I agree, for now 2019 seems to be more compacted and hopefully resilient near the pole, same as 2012 and unlike 2016.
Why "hopefully resilient" if we say that near the pole will re-freeze early September, though? If you mean wishing well for arctic sea ice in general, through the seasons, - then it's not much difference IMO. Multi-year ice is pretty much history now, anyway; and winter will refreeze "near the pole" quite very well anyhow - next freezing season, i mean. Far not enough ocean heat content to prevent it - for now.
Meanwhile, as if recent insane temperatures in northern parts of Canada and predicted very strong high over Greenland would not be enough, - we now have masses of hot air from Sahara and Spain heading towards Greenland,
they say.
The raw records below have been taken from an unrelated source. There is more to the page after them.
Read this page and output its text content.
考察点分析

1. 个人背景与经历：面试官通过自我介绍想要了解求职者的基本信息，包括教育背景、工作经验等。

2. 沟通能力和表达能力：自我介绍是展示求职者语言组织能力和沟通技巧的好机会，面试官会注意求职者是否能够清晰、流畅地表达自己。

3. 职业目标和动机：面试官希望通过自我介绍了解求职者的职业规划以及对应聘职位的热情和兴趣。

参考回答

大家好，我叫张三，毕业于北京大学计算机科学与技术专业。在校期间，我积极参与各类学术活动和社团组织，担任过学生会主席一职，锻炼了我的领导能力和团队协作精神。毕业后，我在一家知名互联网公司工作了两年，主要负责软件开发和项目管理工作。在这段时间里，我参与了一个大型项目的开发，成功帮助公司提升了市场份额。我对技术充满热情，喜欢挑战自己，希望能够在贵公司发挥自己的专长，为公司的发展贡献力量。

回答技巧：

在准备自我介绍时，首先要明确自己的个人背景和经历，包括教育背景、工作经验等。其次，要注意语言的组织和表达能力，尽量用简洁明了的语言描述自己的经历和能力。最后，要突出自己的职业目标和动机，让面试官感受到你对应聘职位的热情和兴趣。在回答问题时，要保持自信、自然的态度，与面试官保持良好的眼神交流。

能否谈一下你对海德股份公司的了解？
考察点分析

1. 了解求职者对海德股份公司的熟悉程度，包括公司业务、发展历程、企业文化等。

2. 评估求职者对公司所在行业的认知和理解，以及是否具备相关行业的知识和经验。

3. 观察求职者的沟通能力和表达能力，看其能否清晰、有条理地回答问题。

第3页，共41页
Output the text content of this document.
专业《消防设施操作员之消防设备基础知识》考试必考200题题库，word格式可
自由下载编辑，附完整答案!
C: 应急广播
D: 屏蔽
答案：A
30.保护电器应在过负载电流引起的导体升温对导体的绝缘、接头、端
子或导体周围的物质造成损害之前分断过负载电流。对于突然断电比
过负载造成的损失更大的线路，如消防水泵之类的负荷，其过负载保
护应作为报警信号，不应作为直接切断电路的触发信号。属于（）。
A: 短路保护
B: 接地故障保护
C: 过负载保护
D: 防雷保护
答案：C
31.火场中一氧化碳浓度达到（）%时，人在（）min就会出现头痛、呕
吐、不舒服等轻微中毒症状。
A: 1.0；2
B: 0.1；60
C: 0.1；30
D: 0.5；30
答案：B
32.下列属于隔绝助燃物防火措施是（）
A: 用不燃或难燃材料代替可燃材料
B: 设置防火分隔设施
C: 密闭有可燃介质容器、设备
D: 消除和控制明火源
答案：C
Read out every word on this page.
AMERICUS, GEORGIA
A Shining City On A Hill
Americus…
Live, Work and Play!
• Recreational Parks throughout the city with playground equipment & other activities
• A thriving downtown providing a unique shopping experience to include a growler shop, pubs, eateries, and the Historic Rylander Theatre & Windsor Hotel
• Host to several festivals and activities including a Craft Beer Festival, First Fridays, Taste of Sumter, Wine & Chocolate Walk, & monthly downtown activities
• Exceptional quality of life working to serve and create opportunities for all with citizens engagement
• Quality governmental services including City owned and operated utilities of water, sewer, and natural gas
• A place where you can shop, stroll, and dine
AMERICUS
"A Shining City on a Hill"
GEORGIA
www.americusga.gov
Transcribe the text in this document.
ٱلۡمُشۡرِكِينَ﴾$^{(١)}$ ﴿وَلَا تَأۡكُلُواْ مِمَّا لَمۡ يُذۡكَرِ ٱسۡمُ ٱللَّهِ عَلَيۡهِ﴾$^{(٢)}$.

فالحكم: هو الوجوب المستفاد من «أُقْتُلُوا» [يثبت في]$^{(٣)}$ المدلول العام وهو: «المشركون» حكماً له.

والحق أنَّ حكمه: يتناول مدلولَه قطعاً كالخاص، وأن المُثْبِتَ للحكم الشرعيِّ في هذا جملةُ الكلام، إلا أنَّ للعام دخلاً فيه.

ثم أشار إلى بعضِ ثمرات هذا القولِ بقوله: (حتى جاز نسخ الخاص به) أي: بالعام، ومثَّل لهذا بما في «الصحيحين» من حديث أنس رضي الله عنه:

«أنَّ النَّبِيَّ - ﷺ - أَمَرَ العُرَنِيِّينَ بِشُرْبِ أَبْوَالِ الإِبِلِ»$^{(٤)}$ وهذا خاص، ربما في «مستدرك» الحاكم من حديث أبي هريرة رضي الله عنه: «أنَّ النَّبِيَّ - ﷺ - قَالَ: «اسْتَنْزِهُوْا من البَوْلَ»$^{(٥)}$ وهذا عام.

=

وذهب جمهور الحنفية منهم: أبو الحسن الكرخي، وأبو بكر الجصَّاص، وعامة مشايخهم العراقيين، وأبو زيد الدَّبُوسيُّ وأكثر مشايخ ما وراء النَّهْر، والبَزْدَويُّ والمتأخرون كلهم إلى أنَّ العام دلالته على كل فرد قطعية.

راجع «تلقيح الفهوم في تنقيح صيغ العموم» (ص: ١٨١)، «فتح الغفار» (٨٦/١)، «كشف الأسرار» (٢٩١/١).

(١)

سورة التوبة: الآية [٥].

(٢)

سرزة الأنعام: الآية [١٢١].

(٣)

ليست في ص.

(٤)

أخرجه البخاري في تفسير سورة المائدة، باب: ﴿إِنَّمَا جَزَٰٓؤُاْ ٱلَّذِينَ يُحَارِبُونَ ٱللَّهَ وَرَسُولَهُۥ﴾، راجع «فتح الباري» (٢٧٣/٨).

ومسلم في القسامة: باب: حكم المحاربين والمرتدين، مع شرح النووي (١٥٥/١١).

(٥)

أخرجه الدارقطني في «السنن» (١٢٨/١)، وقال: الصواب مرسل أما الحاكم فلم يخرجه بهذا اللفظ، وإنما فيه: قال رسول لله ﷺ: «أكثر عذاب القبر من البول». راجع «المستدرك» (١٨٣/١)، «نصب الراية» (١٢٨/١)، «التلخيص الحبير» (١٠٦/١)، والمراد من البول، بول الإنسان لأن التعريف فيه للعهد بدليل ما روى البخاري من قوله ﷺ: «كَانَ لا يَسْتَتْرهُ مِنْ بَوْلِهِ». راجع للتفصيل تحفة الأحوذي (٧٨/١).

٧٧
It's that same heatwave which killed people in Europe just few days ago which now goes to "visit". Yet even worse its effects will be if that high pressure would then "anchor" itself in the region through self-enhancing clear sky extra heating.
We know it can happen, because it already happened in very similar circumstances: in 2010 over central Russia, about same time of the year (July / August), more than a month of unprecedented heat and clear skies - and in that case air masses came from dry desert lands much closer to the equator, too.
Almost choking Moscow and whole regions in smoke from all the fires around, destroying ~90000 km2 of farmlands, etc - saying this just to illustrate how big, bad and long those "stuck" highs can be. Game-changer kind.